Member of the State Duma for Kursk Oblast
- Incumbent
- Assumed office 12 October 2021
- Preceded by: Tatyana Voronina
- Constituency: Kursk (No. 109)

Personal details
- Born: 11 August 1977 (age 48) Kursk, RSFSR, USSR
- Party: United Russia
- Alma mater: Kursk Politechnical Institute

= Yekaterina Kharchenko =

Russian politician

Yekaterina Vladimirovna Kharchenko (Екатерина Владимировна Харченко; born August 11, 1977, Kursk) is a Russian political figure and deputy of the 8th State Duma. In 2021, she was granted a Doctor of Sciences in Economics degree

She started her career at the Kursk Politechnical Institute as a graduate student, docent, and, later, a senior lecturer.

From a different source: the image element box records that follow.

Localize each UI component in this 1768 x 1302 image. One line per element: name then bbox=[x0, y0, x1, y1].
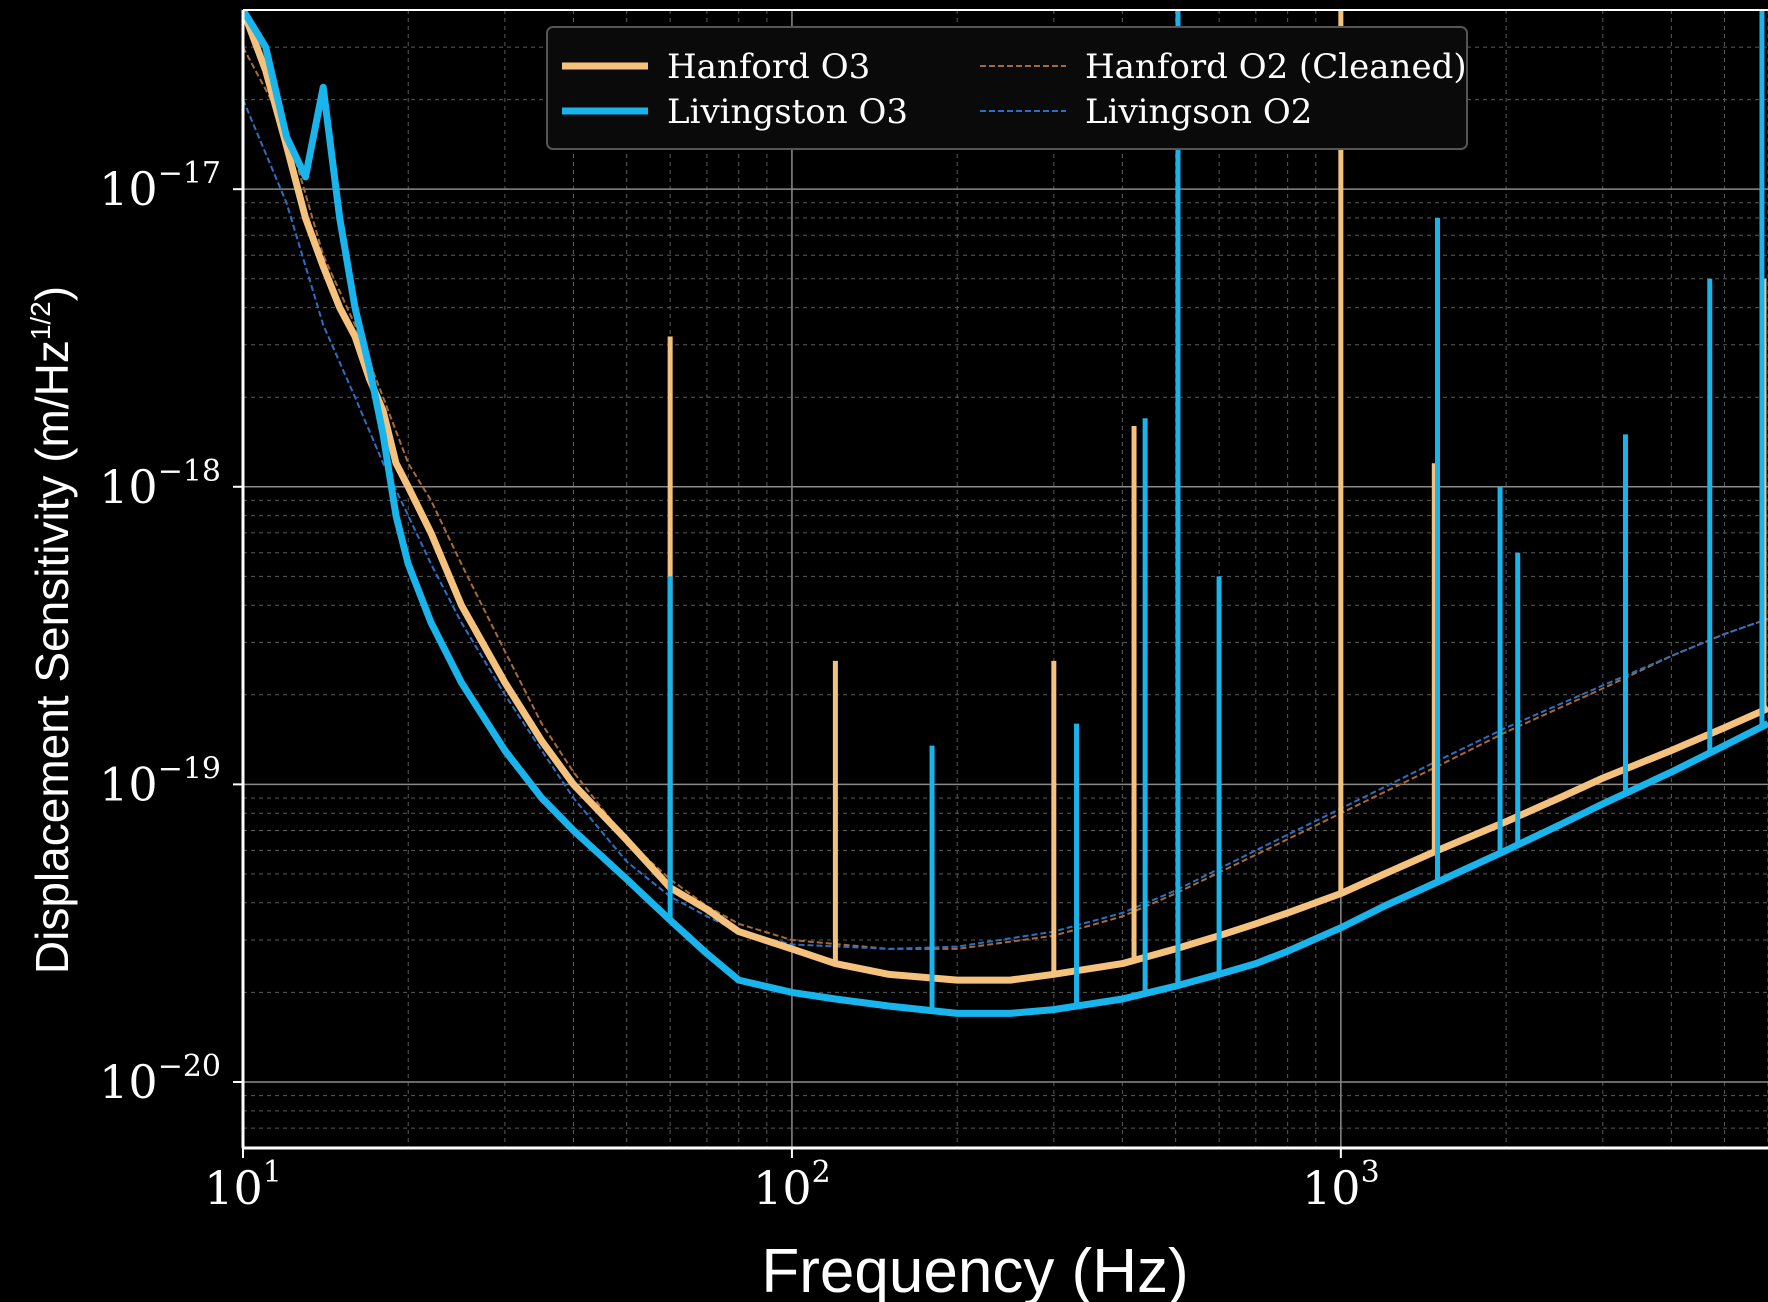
legend-label-livingston-o3: Livingston O3 bbox=[667, 92, 908, 132]
axes-frame bbox=[241, 9, 1768, 1150]
y-tick-label: 10−19 bbox=[99, 751, 221, 811]
series-line-hanford-o2-cleaned- bbox=[243, 46, 1768, 950]
x-tick-label: 103 bbox=[1302, 1155, 1380, 1215]
series-line-livingston-o3 bbox=[243, 10, 1768, 1017]
x-tick-base: 10 bbox=[204, 1161, 263, 1215]
legend-box bbox=[546, 26, 1468, 150]
plot-area bbox=[243, 10, 1768, 1017]
y-tick-label: 10−17 bbox=[99, 156, 221, 216]
legend-label-hanford-o3: Hanford O3 bbox=[667, 47, 870, 87]
legend: Hanford O3 Livingston O3 Hanford O2 (Cle… bbox=[546, 26, 1468, 150]
x-tick-exponent: 2 bbox=[812, 1155, 831, 1190]
x-tick-label: 101 bbox=[204, 1155, 282, 1215]
x-tick-label: 102 bbox=[753, 1155, 831, 1215]
y-axis-title-main: Displacement Sensitivity (m/Hz bbox=[26, 340, 78, 974]
x-tick-exponent: 3 bbox=[1361, 1155, 1380, 1190]
y-tick-exponent: −17 bbox=[158, 156, 221, 191]
x-axis-title: Frequency (Hz) bbox=[761, 1237, 1188, 1302]
series-line-hanford-o3 bbox=[243, 10, 1768, 984]
y-tick-base: 10 bbox=[99, 1055, 158, 1109]
x-tick-labels: 101 102 103 bbox=[204, 1148, 1380, 1215]
y-tick-base: 10 bbox=[99, 162, 158, 216]
y-tick-label: 10−18 bbox=[99, 454, 221, 514]
y-axis-title: Displacement Sensitivity (m/Hz1/2) bbox=[25, 286, 78, 974]
y-tick-label: 10−20 bbox=[99, 1049, 221, 1109]
series-line-livingson-o2 bbox=[243, 99, 1768, 950]
y-axis-title-close: ) bbox=[26, 286, 78, 301]
x-tick-exponent: 1 bbox=[263, 1155, 282, 1190]
y-axis-title-sup: 1/2 bbox=[25, 301, 56, 340]
y-tick-exponent: −18 bbox=[158, 454, 221, 489]
x-tick-base: 10 bbox=[1302, 1161, 1361, 1215]
y-tick-exponent: −20 bbox=[158, 1049, 221, 1084]
y-tick-base: 10 bbox=[99, 757, 158, 811]
y-tick-base: 10 bbox=[99, 460, 158, 514]
y-axis-title-group: Displacement Sensitivity (m/Hz1/2) bbox=[25, 286, 78, 974]
legend-label-hanford-o2: Hanford O2 (Cleaned) bbox=[1085, 47, 1467, 87]
x-tick-base: 10 bbox=[753, 1161, 812, 1215]
y-tick-exponent: −19 bbox=[158, 751, 221, 786]
legend-label-livingston-o2: Livingson O2 bbox=[1085, 92, 1312, 132]
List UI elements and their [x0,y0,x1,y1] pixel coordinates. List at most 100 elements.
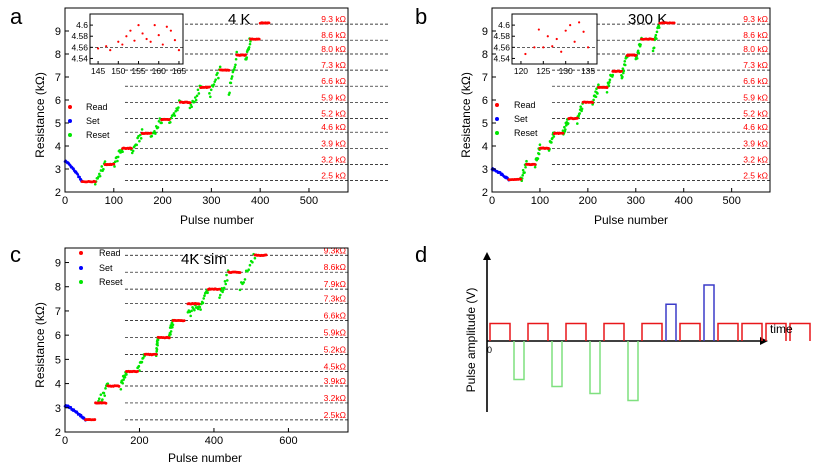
reset-point [219,293,222,297]
pulse-diagram [483,252,811,412]
level-label: 3.9 kΩ [321,138,346,148]
level-label: 7.3kΩ [324,294,346,304]
reset-point [230,75,234,78]
y-tick-label: 5 [55,354,61,366]
inset-read-point [149,40,152,43]
read-point [197,302,201,306]
read-point [218,287,221,291]
reset-point [594,95,598,99]
reset-point [169,120,172,124]
legend-label-reset-b: Reset [514,128,538,138]
reset-point [199,308,202,311]
level-label: 6.6kΩ [324,311,346,321]
y-tick-label: 8 [482,49,488,61]
x-axis-title-b: Pulse number [594,213,668,227]
x-tick-label: 400 [251,195,269,207]
inset-read-point [161,43,164,46]
y-tick-label: 3 [55,403,61,415]
legend-marker-set-b [495,117,499,121]
reset-point [243,278,247,281]
set-point [78,175,81,179]
y-tick-label: 9 [55,26,61,38]
reset-point [652,46,656,50]
read-point [188,101,192,104]
y-axis-title-c: Resistance (kΩ) [33,302,47,388]
reset-point [655,30,659,34]
reset-point [130,151,134,155]
y-tick-label: 7 [482,72,488,84]
level-label: 8.6 kΩ [321,30,346,40]
inset-a: 145 150 155 160 165 4.544.564.584.6 [71,13,186,76]
read-pulse [765,322,787,341]
reset-point [209,88,213,92]
legend-label-read-a: Read [86,102,108,112]
reset-point [173,114,177,117]
reset-point [536,157,540,160]
panel-letter-b: b [415,4,427,29]
legend-label-set-b: Set [514,114,528,124]
x-tick-label: 0 [62,195,68,207]
read-point [117,384,121,388]
reset-point [202,297,206,300]
inset-y-tick-label: 4.56 [71,42,88,52]
reset-point [106,382,110,385]
y-tick-label: 7 [55,306,61,318]
y-tick-label: 5 [55,118,61,130]
inset-x-tick-label: 150 [111,66,125,76]
reset-point [193,96,197,99]
x-tick-label: 500 [722,195,740,207]
reset-point [121,381,125,385]
y-tick-label: 4 [482,141,488,153]
reset-point [580,107,584,111]
reset-point [160,121,163,125]
inset-read-point [586,46,590,49]
reset-point [102,167,105,171]
inset-read-point [537,28,540,31]
x-tick-label: 300 [202,195,220,207]
reset-point [153,130,156,133]
reset-point [247,45,251,49]
level-label: 3.2 kΩ [321,154,346,164]
reset-point [198,305,202,309]
reset-point [221,290,224,294]
inset-read-point [169,29,172,32]
reset-point [195,94,199,98]
reset-point [99,393,103,396]
reset-point [229,81,233,85]
legend-marker-read-c [79,251,83,255]
level-label: 9.3 kΩ [321,14,346,24]
reset-point [592,98,595,102]
x-axis-title-c: Pulse number [168,451,242,465]
reset-point [218,65,222,69]
reset-point [155,348,159,351]
legend-label-set-c: Set [99,263,113,273]
reset-point [637,51,640,55]
reset-point [93,182,97,186]
set-point [76,173,80,176]
read-point [168,118,171,121]
pulse-y-arrowhead [483,252,491,260]
legend-label-read-c: Read [99,248,121,258]
reset-point [232,68,236,71]
reset-point [249,40,252,43]
y-tick-label: 8 [55,282,61,294]
reset-point [156,341,159,345]
temperature-label-b: 300 K [628,11,667,28]
read-point [547,147,550,150]
reset-point [177,106,180,109]
inset-read-point [542,46,545,49]
reset-point [154,132,157,135]
reset-point [171,325,174,329]
reset-point [235,50,239,54]
reset-point [122,378,125,381]
read-pulse [789,322,811,341]
read-point [533,163,537,166]
legend-a: Read Set Reset [68,102,110,140]
read-point [672,21,676,25]
reset-point [222,286,226,290]
inset-x-tick-label: 165 [172,66,186,76]
y-tick-label: 6 [55,95,61,107]
x-tick-label: 600 [279,435,297,447]
y-tick-label: 2 [55,187,61,199]
read-point [267,21,271,25]
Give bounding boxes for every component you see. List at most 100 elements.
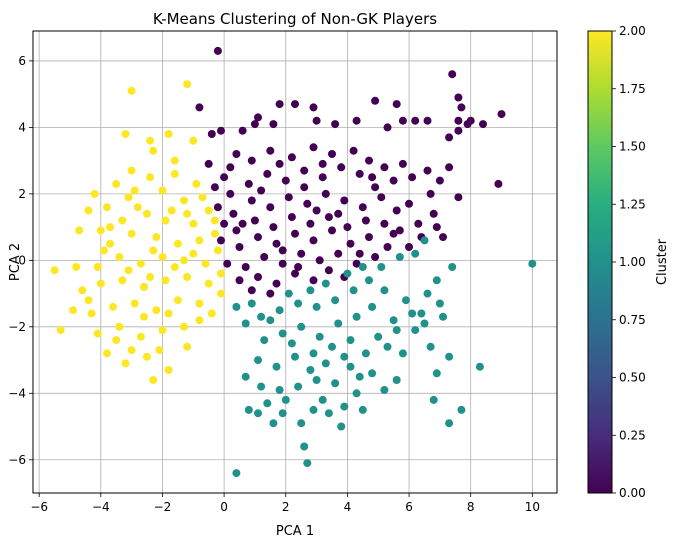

She was also a dean of the Faculty of Economics and Management. From 2016 to 2019, she headed the Committee on Education and Science of the Kursk region. In 2019, she was appointed Deputy Governor of the Kursk region on internal affairs. In 2020–2021, she headed the Kursk State Agricultural Academy. She left the post in September 2021 to become a deputy of the 8th State Duma.

== Sanctions ==
She was sanctioned by the UK government in 2022 in relation to the Russo-Ukrainian War.